ADCN: An Anisotropic Density-Based Clustering Algorithm for Discovering Spatial Point Patterns with Noise
- Author(s): Mai, Gengchen
- Advisor(s): Janowicz, Krzysztof
- et al.
Density-based clustering algorithms such as DBSCAN have been widely used for spatial knowledge discovery as they offer several key advantages compared to other clustering algorithms. They can discover clusters with arbitrary shapes, are robust to noise and do not require prior knowledge (or estimation) of the number of clusters. The idea of using a scan circle centered at each point with a search radius Eps to find at least MinPts points as a criterion for deriving local density is easily understandable and sufficient for exploring isotropic spatial point patterns. However, there are many cases that cannot be adequately captured this way, particularly if they involve linear features or shapes with a continuously changing density such as a spiral. In such cases, DBSCAN tends to either create an increasing number of small clusters or add noise points into large clusters.
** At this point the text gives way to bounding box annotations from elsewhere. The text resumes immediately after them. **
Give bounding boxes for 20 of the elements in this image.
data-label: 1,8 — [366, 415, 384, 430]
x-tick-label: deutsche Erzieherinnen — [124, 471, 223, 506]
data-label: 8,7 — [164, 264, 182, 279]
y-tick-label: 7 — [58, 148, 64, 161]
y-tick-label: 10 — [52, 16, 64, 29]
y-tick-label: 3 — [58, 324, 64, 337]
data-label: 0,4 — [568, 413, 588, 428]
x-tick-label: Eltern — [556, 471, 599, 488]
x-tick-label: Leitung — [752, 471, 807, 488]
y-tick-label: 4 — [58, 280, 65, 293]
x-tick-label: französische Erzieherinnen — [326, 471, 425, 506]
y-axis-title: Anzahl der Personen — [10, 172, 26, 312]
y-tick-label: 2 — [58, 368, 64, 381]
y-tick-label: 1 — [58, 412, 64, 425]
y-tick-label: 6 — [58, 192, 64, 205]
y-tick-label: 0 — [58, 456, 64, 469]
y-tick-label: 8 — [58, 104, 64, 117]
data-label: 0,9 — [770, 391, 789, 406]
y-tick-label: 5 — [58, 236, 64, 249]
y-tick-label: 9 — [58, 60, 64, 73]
Therefore, in this paper, we propose a novel anisotropic density-based clustering algorithm (ADCN). To motivate our work, we introduce synthetic and real-world cases that cannot be sufficiently handled by DBSCAN (and OPTICS). We then present our clustering algorithm and test it with a wide range of cases. We demonstrate that our algorithm can perform as equally well as DBSCAN in cases that do not explicitly benefit from an anisotropic perspective and that it outperforms DBSCAN in cases that do. We show that our approach has the same time complexity as DBSCAN and OPTICS, namely O(n log n) when using a spatial index and O(n 2 ) otherwise. We provide an implementation and test the runtime over multiple cases. Finally, we apply DBSCAN, OPTICS, and ADCN to the task of extracting urban areas of interest (AOI) from geotagged photos in six cities. Visual comparison shows that, comparing to DBSCAN and OPTICS, ADCN is inclined to extract AOIs with linear shapes which follow the underline road networks. ADCN also turns out to connect clusters when the spatial distribution of them shows similar directions.